Competition and cooperation among different punishing strategies in the spatial public goods game

Inspired by the fact that people have diverse propensities to punish wrongdoers, we study a spatial public goods game with defectors and different types of punishing cooperators. During the game, cooperators punish defectors with class-specific probabilities and subsequently share the associated costs of sanctioning. We show that in the presence of different punishing cooperators the highest level of public cooperation is always attainable through a selection mechanism. Interestingly, the selection does not necessarily favor the evolution of punishers who would be able to prevail on their own against the defectors, nor does it always hinder the evolution of punishers who would be unable to prevail on their own.
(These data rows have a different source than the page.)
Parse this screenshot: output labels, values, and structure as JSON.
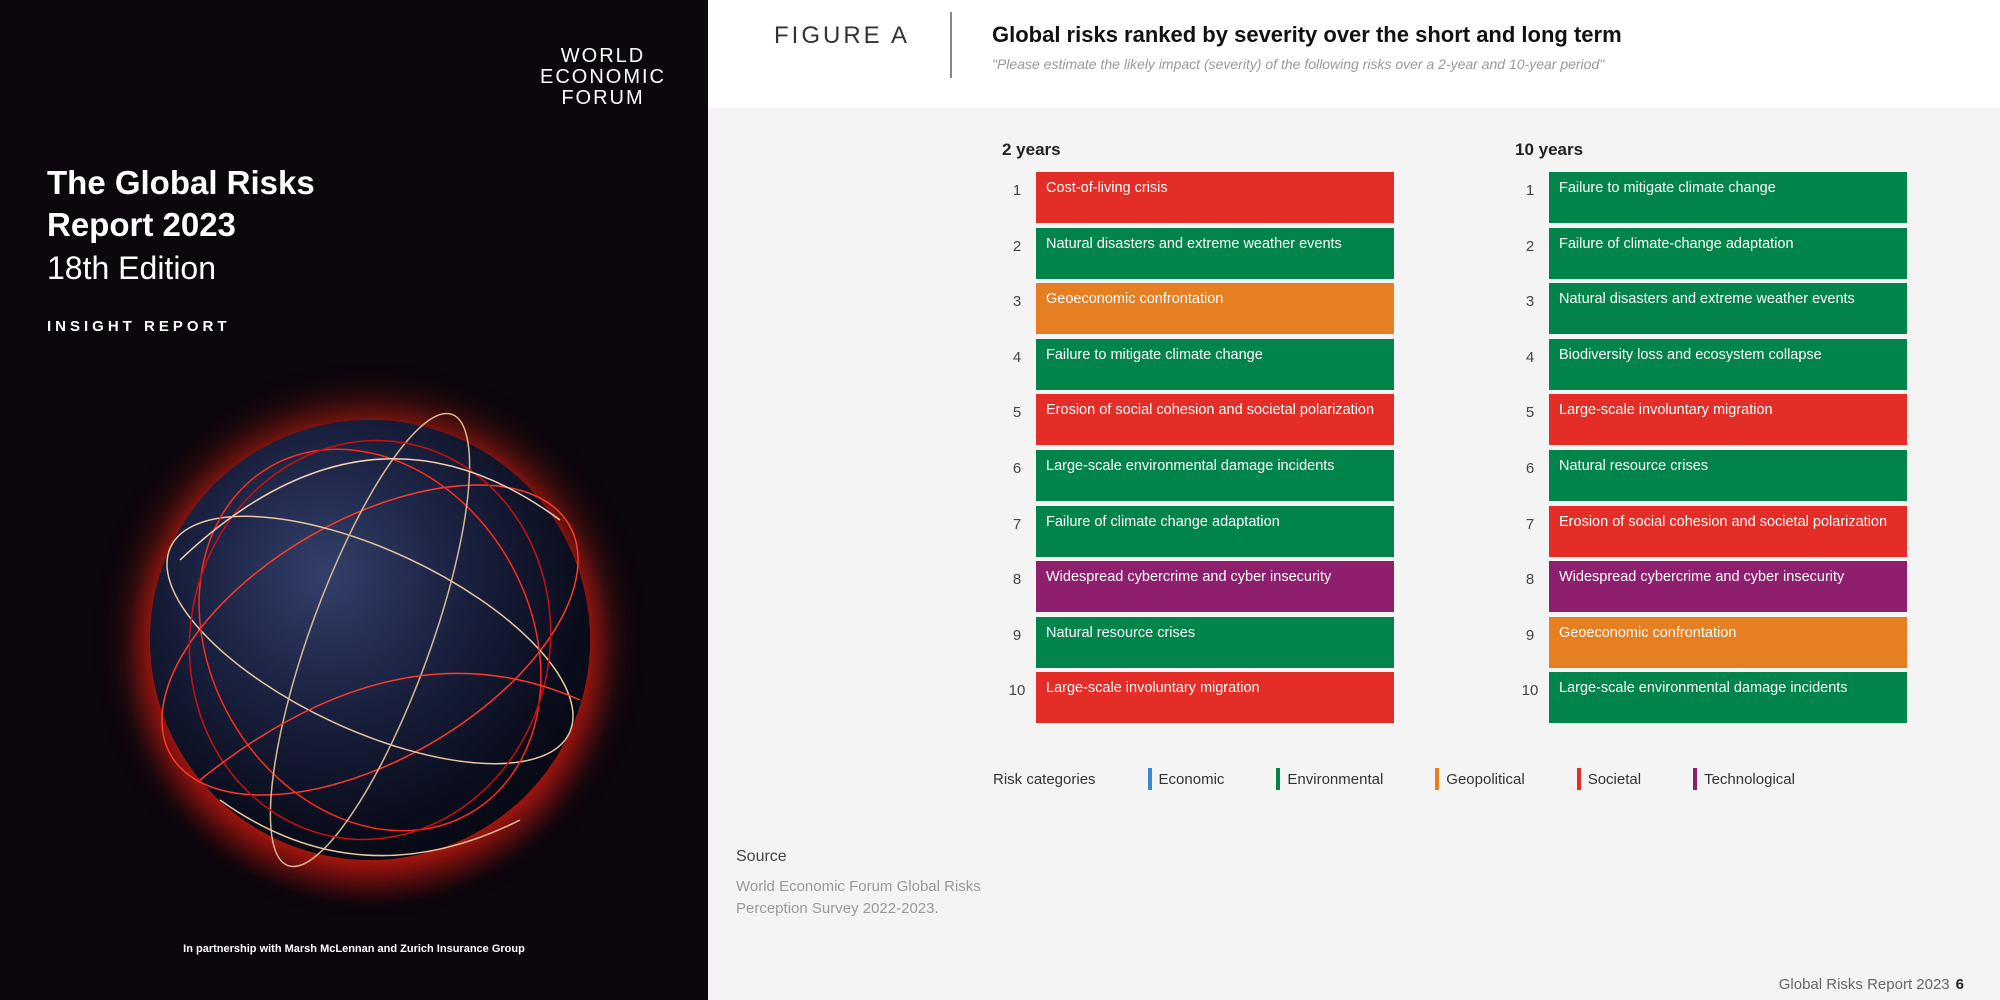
{
  "cover": {
    "logo": "WORLD ECONOMIC FORUM",
    "title_line1": "The Global Risks",
    "title_line2": "Report 2023",
    "edition": "18th Edition",
    "series": "INSIGHT REPORT",
    "partner": "In partnership with Marsh McLennan and Zurich Insurance Group"
  },
  "figure": {
    "label": "FIGURE A",
    "title": "Global risks ranked by severity over the short and long term",
    "subtitle": "\"Please estimate the likely impact (severity) of the following risks over a 2-year and 10-year period\""
  },
  "colors": {
    "Economic": "#3b87d4",
    "Environmental": "#00844a",
    "Geopolitical": "#e67e22",
    "Societal": "#e52d27",
    "Technological": "#8e1f6e"
  },
  "two_years": {
    "heading": "2 years",
    "items": [
      {
        "rank": "1",
        "label": "Cost-of-living crisis",
        "category": "Societal"
      },
      {
        "rank": "2",
        "label": "Natural disasters and extreme weather events",
        "category": "Environmental"
      },
      {
        "rank": "3",
        "label": "Geoeconomic confrontation",
        "category": "Geopolitical"
      },
      {
        "rank": "4",
        "label": "Failure to mitigate climate change",
        "category": "Environmental"
      },
      {
        "rank": "5",
        "label": "Erosion of social cohesion and societal polarization",
        "category": "Societal"
      },
      {
        "rank": "6",
        "label": "Large-scale environmental damage incidents",
        "category": "Environmental"
      },
      {
        "rank": "7",
        "label": "Failure of climate change adaptation",
        "category": "Environmental"
      },
      {
        "rank": "8",
        "label": "Widespread cybercrime and cyber insecurity",
        "category": "Technological"
      },
      {
        "rank": "9",
        "label": "Natural resource crises",
        "category": "Environmental"
      },
      {
        "rank": "10",
        "label": "Large-scale involuntary migration",
        "category": "Societal"
      }
    ]
  },
  "ten_years": {
    "heading": "10 years",
    "items": [
      {
        "rank": "1",
        "label": "Failure to mitigate climate change",
        "category": "Environmental"
      },
      {
        "rank": "2",
        "label": "Failure of climate-change adaptation",
        "category": "Environmental"
      },
      {
        "rank": "3",
        "label": "Natural disasters and extreme weather events",
        "category": "Environmental"
      },
      {
        "rank": "4",
        "label": "Biodiversity loss and ecosystem collapse",
        "category": "Environmental"
      },
      {
        "rank": "5",
        "label": "Large-scale involuntary migration",
        "category": "Societal"
      },
      {
        "rank": "6",
        "label": "Natural resource crises",
        "category": "Environmental"
      },
      {
        "rank": "7",
        "label": "Erosion of social cohesion and societal polarization",
        "category": "Societal"
      },
      {
        "rank": "8",
        "label": "Widespread cybercrime and cyber insecurity",
        "category": "Technological"
      },
      {
        "rank": "9",
        "label": "Geoeconomic confrontation",
        "category": "Geopolitical"
      },
      {
        "rank": "10",
        "label": "Large-scale environmental damage incidents",
        "category": "Environmental"
      }
    ]
  },
  "legend": {
    "title": "Risk categories",
    "items": [
      "Economic",
      "Environmental",
      "Geopolitical",
      "Societal",
      "Technological"
    ]
  },
  "source": {
    "heading": "Source",
    "text": "World Economic Forum Global Risks Perception Survey 2022-2023."
  },
  "footer": {
    "report": "Global Risks Report 2023",
    "page": "6"
  }
}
Instead, the evolutionary success of punishing strategies depends sensitively on their invasion velocities, which in turn reveals fascinating examples of both competition and cooperation among them. Furthermore, we show that under favorable conditions, when punishment is not strictly necessary for the maintenance of public cooperation, the less aggressive, mild form of sanctioning is the sole victor of the selection process. Our work reveals that natural strategy selection cannot only promote, but sometimes also hinders competition among prosocial strategies.

Figure 1

Fraction of cooperators as a function of the punishment fine $\alpha$ and the probability to punish $p$, as obtained for a low multiplication factor $r=3.5$ in the original model proposed in Ref. [27], where a uniform probability to punish was assumed for all cooperators. Note that both $\alpha$ and $p$ have a nonmonotonic impact on the fraction of cooperators.

Figure 2

Panel (a) shows the fraction of different cooperator classes in the final state in dependence of $\alpha$ when they start fighting with defectors simultaneously. Panel (c) shows an enlarged part of panel (a) at low $\alpha$ values, when cooperation becomes dominant over defection. To present the overall level of cooperation in the population, the cumulative fraction of $C_i$ strategies is also shown (denoted by $C$). For comparison, in panel (b) we have also plotted the resulting fraction of cooperator classes when they fight against defectors individually. As in panel (c), panel (d) shows an enlarged part of panel (b) at a specific interval of $\alpha$. The multiplication factor in all panels is $r=3.5$.

Figure 3

Evolution of typical spatial patterns, as obtained for four different prepared initial conditions when using $\alpha =0.42$ and $r=3.5$. The first row shows the case when just a few $C_5$ cooperators are initially present among defectors. It can be observed that even under such unfavorable initial conditions the $C_5$ strategy can successfully outperform defectors. The second row features a similar experiment with the $C_3$ strategy, which fails to survive among defectors even though the latter are initially in minority. The third row illustrates cooperation among strategies $C_3$ and $C_5$, which together dominate the whole population even though $C_3$ alone would fail under the same conditions (see second row). We note that a neutral drift starts when defectors die out, as explained in the main text. The fourth row demonstrates, however, that the cooperation among different punishing strategies illustrated in the third row is rather fragile. If initially the strategy $C_3$ is replaced by strategy $C_2$, then the latter simply die out and subsequently the whole evolution becomes identical to the one shown in the first row, where strategy $C_5$ alone outperforms all defectors. For clarity, here the employed system size is small with just $L\times L=100\times 100$ players.

Figure 4

Individual competition of three different punishing strategies, namely $C_2,C_3$, and $C_5$, against defectors in dependence on time. Note that initially only one cooperative strategy and defectors are present, using the same initial conditions as illustrated in Fig. 3. Positive value of ${\rho }_{C_i}-{\rho }_D$ indicates the invasion of cooperator strategy while its negative value suggests invasion to the reversed direction. Note that while both $C_2$ and $C_3$ strategies ultimately lose their battle, the latter is able to prevail significantly longer. This enables an effective help of strategy $C_5$ when they compete against defectors together, as illustrated in Figs. 3(c1)–3(c4).

Figure 5

Stationary fractions of different cooperator classes in dependence on $\alpha$ when they compete against defectors simultaneously (a) and individually (b). The cumulative fraction of all punishing strategies (denoted as $C$ in the legend) is also plotted. The multiplication factor in both panels is $r=4.0$, which enables pure cooperators $\left(C_0\right)$ to coexist with defectors even in the absence of punishment.